I've perused a lot of code written by scientists, and they could certainly learn to use functions, descriptively name variables, use type systems and just aspire to write better code. I just saw a paper published in Science had to issue a revision because they found a bug in their analysis code after publication that changed most of their downstream analysis.

oneplane · on Aug 6, 2020

It does get rather problematic when you have large quantities of...stuff. You can't run linear stuff in parallel so now you're bound to whatever single CPU core you have lying around.

I'd say that getting some basic data science computing skills should be more important than the silly SPSS courses they hand out. Once you have at least baseline Jupyter (or Databricks) skills you suddenly have the possibility to do actual high performance work instead of grinding for gruntwork. But at that point the question becomes: do the people involved even want that.

sumtechguy · on Aug 6, 2020

I write 'one off' programs all the time. Most of what I write I throw away, and I program for a living. Those are usually fairly linear. Which is fine. If I am writing something that will be re-used in 6 different ways and on a 5 person team. That is when you get out the programming methodologies. It is usually fairly obvious to me when you need to do it. For someone who does not do it all the time. They may not know 'hey stop you have a code mess'.
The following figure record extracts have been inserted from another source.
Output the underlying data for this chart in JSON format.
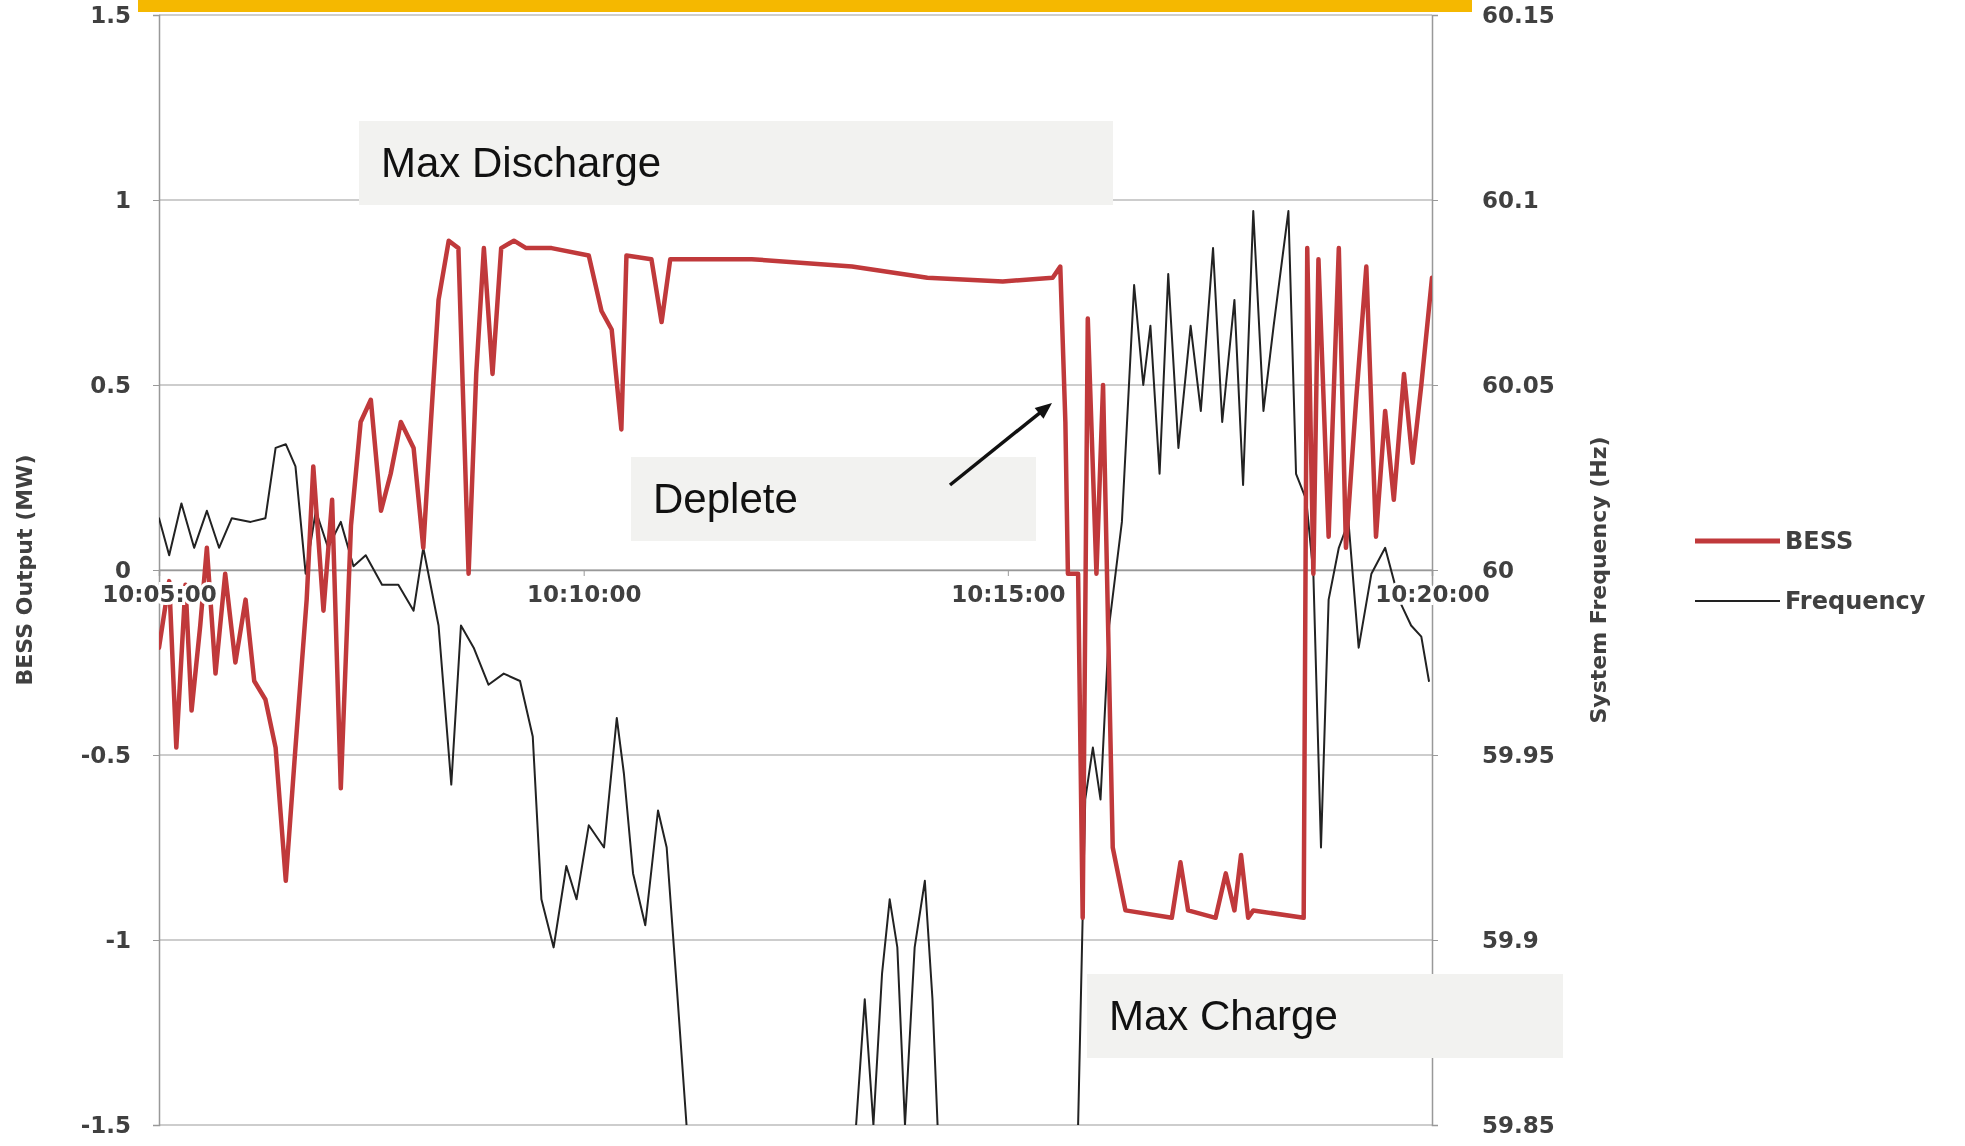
{
  "chart_data": {
    "type": "line",
    "ylabel": "BESS Output (MW)",
    "y2label": "System Frequency (Hz)",
    "xlim": [
      10.0833,
      10.3333
    ],
    "xticks": [
      {
        "value": 10.0833,
        "label": "10:05:00"
      },
      {
        "value": 10.1667,
        "label": "10:10:00"
      },
      {
        "value": 10.25,
        "label": "10:15:00"
      },
      {
        "value": 10.3333,
        "label": "10:20:00"
      }
    ],
    "ylim": [
      -1.5,
      1.5
    ],
    "yticks": [
      -1.5,
      -1,
      -0.5,
      0,
      0.5,
      1,
      1.5
    ],
    "y2lim": [
      59.85,
      60.15
    ],
    "y2ticks": [
      59.85,
      59.9,
      59.95,
      60,
      60.05,
      60.1,
      60.15
    ],
    "grid": "y",
    "legend": "right",
    "marker": "none",
    "line_style": "solid",
    "annotations": [
      "Max Discharge",
      "Deplete",
      "Max Charge"
    ],
    "series": [
      {
        "name": "BESS",
        "color": "#c0393b",
        "x": [
          10.0833,
          10.0853,
          10.0867,
          10.0885,
          10.0897,
          10.0914,
          10.0927,
          10.0944,
          10.0963,
          10.0983,
          10.1003,
          10.102,
          10.1042,
          10.1062,
          10.1082,
          10.1101,
          10.1123,
          10.1136,
          10.1156,
          10.1173,
          10.119,
          10.121,
          10.1229,
          10.1249,
          10.1269,
          10.1288,
          10.1308,
          10.1333,
          10.1352,
          10.1367,
          10.1382,
          10.1402,
          10.1421,
          10.1441,
          10.1456,
          10.1471,
          10.1488,
          10.1505,
          10.153,
          10.1554,
          10.1604,
          10.1677,
          10.1702,
          10.1722,
          10.1741,
          10.1751,
          10.18,
          10.182,
          10.1837,
          10.1997,
          10.2194,
          10.2342,
          10.249,
          10.2588,
          10.2603,
          10.2613,
          10.2618,
          10.2638,
          10.2647,
          10.2657,
          10.2674,
          10.2687,
          10.2706,
          10.2731,
          10.2822,
          10.2839,
          10.2854,
          10.2908,
          10.2928,
          10.2945,
          10.2958,
          10.2972,
          10.2982,
          10.3081,
          10.3088,
          10.31,
          10.311,
          10.313,
          10.315,
          10.3164,
          10.3184,
          10.3204,
          10.3223,
          10.3241,
          10.3258,
          10.3278,
          10.3295,
          10.3312,
          10.3333
        ],
        "values": [
          -0.21,
          -0.03,
          -0.48,
          -0.04,
          -0.38,
          -0.15,
          0.06,
          -0.28,
          -0.01,
          -0.25,
          -0.08,
          -0.3,
          -0.35,
          -0.48,
          -0.84,
          -0.48,
          -0.08,
          0.28,
          -0.11,
          0.19,
          -0.59,
          0.12,
          0.4,
          0.46,
          0.16,
          0.26,
          0.4,
          0.33,
          0.06,
          0.4,
          0.73,
          0.89,
          0.87,
          -0.01,
          0.53,
          0.87,
          0.53,
          0.87,
          0.89,
          0.87,
          0.87,
          0.85,
          0.7,
          0.65,
          0.38,
          0.85,
          0.84,
          0.67,
          0.84,
          0.84,
          0.82,
          0.79,
          0.78,
          0.79,
          0.82,
          0.4,
          -0.01,
          -0.01,
          -0.94,
          0.68,
          -0.01,
          0.5,
          -0.75,
          -0.92,
          -0.94,
          -0.79,
          -0.92,
          -0.94,
          -0.82,
          -0.92,
          -0.77,
          -0.94,
          -0.92,
          -0.94,
          0.87,
          -0.01,
          0.84,
          0.09,
          0.87,
          0.06,
          0.46,
          0.82,
          0.09,
          0.43,
          0.19,
          0.53,
          0.29,
          0.5,
          0.79
        ]
      },
      {
        "name": "Frequency",
        "color": "#222222",
        "axis": "y2",
        "x": [
          10.0833,
          10.0853,
          10.0877,
          10.0902,
          10.0927,
          10.0951,
          10.0976,
          10.1013,
          10.1042,
          10.1062,
          10.1082,
          10.1101,
          10.1121,
          10.1141,
          10.1165,
          10.119,
          10.1215,
          10.1239,
          10.1271,
          10.1303,
          10.1333,
          10.1352,
          10.1382,
          10.1407,
          10.1426,
          10.1451,
          10.148,
          10.151,
          10.1542,
          10.1567,
          10.1584,
          10.1608,
          10.1633,
          10.1653,
          10.1677,
          10.1707,
          10.1732,
          10.1746,
          10.1764,
          10.1788,
          10.1813,
          10.183,
          10.185,
          10.1869,
          10.2034,
          10.2202,
          10.2219,
          10.2236,
          10.2253,
          10.2268,
          10.2283,
          10.2298,
          10.2317,
          10.2337,
          10.2352,
          10.2362,
          10.249,
          10.2638,
          10.2652,
          10.2667,
          10.2682,
          10.2699,
          10.2724,
          10.2748,
          10.2766,
          10.278,
          10.2798,
          10.2815,
          10.2835,
          10.2859,
          10.2879,
          10.2903,
          10.2921,
          10.2945,
          10.2962,
          10.2982,
          10.3002,
          10.3022,
          10.3051,
          10.3066,
          10.3086,
          10.31,
          10.3115,
          10.313,
          10.315,
          10.3169,
          10.3189,
          10.3214,
          10.3241,
          10.3268,
          10.3292,
          10.3312,
          10.3327
        ],
        "values": [
          60.014,
          60.004,
          60.018,
          60.006,
          60.016,
          60.006,
          60.014,
          60.013,
          60.014,
          60.033,
          60.034,
          60.028,
          59.999,
          60.016,
          60.006,
          60.013,
          60.001,
          60.004,
          59.996,
          59.996,
          59.989,
          60.006,
          59.985,
          59.942,
          59.985,
          59.979,
          59.969,
          59.972,
          59.97,
          59.955,
          59.911,
          59.898,
          59.92,
          59.911,
          59.931,
          59.925,
          59.96,
          59.945,
          59.918,
          59.904,
          59.935,
          59.925,
          59.887,
          59.85,
          null,
          59.85,
          59.884,
          59.85,
          59.891,
          59.911,
          59.898,
          59.85,
          59.898,
          59.916,
          59.884,
          59.85,
          null,
          59.85,
          59.938,
          59.952,
          59.938,
          59.985,
          60.013,
          60.077,
          60.05,
          60.066,
          60.026,
          60.08,
          60.033,
          60.066,
          60.043,
          60.087,
          60.04,
          60.073,
          60.023,
          60.097,
          60.043,
          60.066,
          60.097,
          60.026,
          60.019,
          59.999,
          59.925,
          59.992,
          60.006,
          60.013,
          59.979,
          59.999,
          60.006,
          59.992,
          59.985,
          59.982,
          59.97
        ]
      }
    ]
  }
}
It one of the reasons why people end up with spreadsheets. Most of their data is giant tables of data. Excel does very well at that. It has a built in programming language that is not great but not totally terrible either. Sometimes all you need is a graph of a particular type. Paste the data in, highlight what you want, use the built in graph tools. No real coding needed. It is also a tool that is easy to mismanage if you do not know the quirks of its math.